Will protests be restricted when Dilworth Plaza reopens?
Neal Santos
Occupy Philly protesters were not happy in November 2011 when they were evicted from the large concrete apron in front of City Hall known as Dilworth Plaza to make room for a $55 million renovation that includes an ice-skating rink, cafe and other improvements. Some demonstrators denounced the project as a playground for the 1 percent and questioned the leasing of the public space to the private Center City District. Many, however, ultimately concluded that the weathered wasteland could use a facelift. Plus, the assigned federal monies could not be repurposed.
But one slide in a March 2011 Center City District presentation, overlooked until now, would certainly have given protesters pause: On City Hall’s north side, there is a plan for a “Speakers’ Corner,” riffing on the original in London’s Hyde Park.
“The design of the Plaza contemplates incorporating a ‘Free Speech Zone’ on the north apron of City Hall, much like the area on Independence Mall designated for the exercise of free speech,” Paul Levy, CEO of the Center City District, wrote in an e-mail. “We are seeking to balance all related interests with the programming and public events that will occur with great frequency in this renewed public space.”
There’s a strain of European mimicry in Philadelphia, but it generally takes a Francophile bent: Witness the Rittenhouse bistro Parc, the Benjamin Franklin Parkway obliterating a streetscape in favor of a frail homage to Paris’ Champs-Élysées, and Bart Blatstein’s proposed “Provence” casino on North Broad Street. Add to that City Hall, the Free Library and Family Court, which are all inspired by Parisian originals.
But the Dilworth Speakers’ Corner has implications far beyond the aesthetic.
Free-speech advocates typically malign free-speech zones, which have proliferated in recent years, as measures to restrict and contain free speech — the zone at Independence Mall very much included. In 2010, the U.S. Court of Appeals for the Third Circuit ruled that the U.S. Park Service had violated the First Amendment rights of an anti-abortion activist when it ordered him to relocate his protest from the Liberty Bell’s entrance to a designated “free speech area.”
The court, which previously described “the streets and sidewalks of Philadelphia [as] an undisputed quintessential public forum,” found that the “maintenance of the public order … does not license the government to deprive an individual of a Constitutional right irrespective of the circumstances.”
It cited a Supreme Court finding that a “park is a traditional public forum” and that “traditional public fora are defined by the objective characteristics of the property, such as whether, by long tradition or by government fiat, the property has been devoted to assembly and debate.”
As for other questions, Levy referred City Paper to the city, which said that the same permit requirements — applying to all protests of more than 75 people — will remain in place once Dilworth reopens this fall.
“Demonstration permit requirements are as set forth in the policy,” says Bob Allen of the Managing Director’s office. “The requirements applied before and will apply going forward.”

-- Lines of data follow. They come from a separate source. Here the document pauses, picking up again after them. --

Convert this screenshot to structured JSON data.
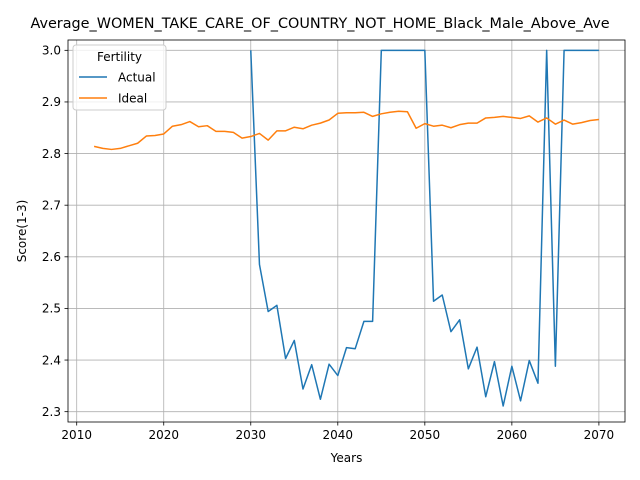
{
  "chart_data": {
    "type": "line",
    "title": "Average_WOMEN_TAKE_CARE_OF_COUNTRY_NOT_HOME_Black_Male_Above_Ave",
    "xlabel": "Years",
    "ylabel": "Score(1-3)",
    "xlim": [
      2009,
      2073
    ],
    "ylim": [
      2.28,
      3.02
    ],
    "xticks": [
      2010,
      2020,
      2030,
      2040,
      2050,
      2060,
      2070
    ],
    "yticks": [
      2.3,
      2.4,
      2.5,
      2.6,
      2.7,
      2.8,
      2.9,
      3.0
    ],
    "grid": true,
    "legend": {
      "title": "Fertility",
      "position": "upper-left"
    },
    "series": [
      {
        "name": "Actual",
        "color": "#1f77b4",
        "points": [
          [
            2030,
            3.0
          ],
          [
            2031,
            2.585
          ],
          [
            2032,
            2.494
          ],
          [
            2033,
            2.506
          ],
          [
            2034,
            2.403
          ],
          [
            2035,
            2.438
          ],
          [
            2036,
            2.344
          ],
          [
            2037,
            2.391
          ],
          [
            2038,
            2.324
          ],
          [
            2039,
            2.392
          ],
          [
            2040,
            2.37
          ],
          [
            2041,
            2.424
          ],
          [
            2042,
            2.422
          ],
          [
            2043,
            2.475
          ],
          [
            2044,
            2.475
          ],
          [
            2045,
            3.0
          ],
          [
            2046,
            3.0
          ],
          [
            2047,
            3.0
          ],
          [
            2048,
            3.0
          ],
          [
            2049,
            3.0
          ],
          [
            2050,
            3.0
          ],
          [
            2051,
            2.514
          ],
          [
            2052,
            2.526
          ],
          [
            2053,
            2.455
          ],
          [
            2054,
            2.478
          ],
          [
            2055,
            2.383
          ],
          [
            2056,
            2.425
          ],
          [
            2057,
            2.329
          ],
          [
            2058,
            2.397
          ],
          [
            2059,
            2.311
          ],
          [
            2060,
            2.388
          ],
          [
            2061,
            2.321
          ],
          [
            2062,
            2.399
          ],
          [
            2063,
            2.355
          ],
          [
            2064,
            3.0
          ],
          [
            2065,
            2.388
          ],
          [
            2066,
            3.0
          ],
          [
            2067,
            3.0
          ],
          [
            2068,
            3.0
          ],
          [
            2069,
            3.0
          ],
          [
            2070,
            3.0
          ]
        ]
      },
      {
        "name": "Ideal",
        "color": "#ff7f0e",
        "points": [
          [
            2012,
            2.814
          ],
          [
            2013,
            2.81
          ],
          [
            2014,
            2.808
          ],
          [
            2015,
            2.81
          ],
          [
            2016,
            2.815
          ],
          [
            2017,
            2.82
          ],
          [
            2018,
            2.834
          ],
          [
            2019,
            2.835
          ],
          [
            2020,
            2.838
          ],
          [
            2021,
            2.853
          ],
          [
            2022,
            2.856
          ],
          [
            2023,
            2.862
          ],
          [
            2024,
            2.852
          ],
          [
            2025,
            2.854
          ],
          [
            2026,
            2.843
          ],
          [
            2027,
            2.843
          ],
          [
            2028,
            2.841
          ],
          [
            2029,
            2.83
          ],
          [
            2030,
            2.833
          ],
          [
            2031,
            2.839
          ],
          [
            2032,
            2.826
          ],
          [
            2033,
            2.844
          ],
          [
            2034,
            2.844
          ],
          [
            2035,
            2.851
          ],
          [
            2036,
            2.848
          ],
          [
            2037,
            2.855
          ],
          [
            2038,
            2.859
          ],
          [
            2039,
            2.865
          ],
          [
            2040,
            2.878
          ],
          [
            2041,
            2.879
          ],
          [
            2042,
            2.879
          ],
          [
            2043,
            2.88
          ],
          [
            2044,
            2.872
          ],
          [
            2045,
            2.877
          ],
          [
            2046,
            2.88
          ],
          [
            2047,
            2.882
          ],
          [
            2048,
            2.881
          ],
          [
            2049,
            2.849
          ],
          [
            2050,
            2.858
          ],
          [
            2051,
            2.853
          ],
          [
            2052,
            2.855
          ],
          [
            2053,
            2.85
          ],
          [
            2054,
            2.856
          ],
          [
            2055,
            2.859
          ],
          [
            2056,
            2.859
          ],
          [
            2057,
            2.869
          ],
          [
            2058,
            2.87
          ],
          [
            2059,
            2.872
          ],
          [
            2060,
            2.87
          ],
          [
            2061,
            2.868
          ],
          [
            2062,
            2.873
          ],
          [
            2063,
            2.861
          ],
          [
            2064,
            2.869
          ],
          [
            2065,
            2.857
          ],
          [
            2066,
            2.865
          ],
          [
            2067,
            2.857
          ],
          [
            2068,
            2.86
          ],
          [
            2069,
            2.864
          ],
          [
            2070,
            2.866
          ]
        ]
      }
    ]
  }
}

Neither Levy nor Mayor Michael Nutter would comment on whether the city or the CCD planned to curtail protests in the plaza.
In 2003, the city settled a lawsuit brought by the American Civil Liberties Union on behalf of protesters, who, in 2001, claimed that officials attempted to block their 48-hour vigil proclaiming the innocence of Mumia Abu-Jamal. He was convicted of the 1981 killing of Philly Police Officer Daniel Faulkner in 1981.
“The areas of the Plaza that are open to normal pedestrian traffic will have to be open to protests,” says Philadelphia ACLU senior staff attorney Mary Catherine Roper. “Like any other place, the city can impose reasonable restrictions and permit requirements there.”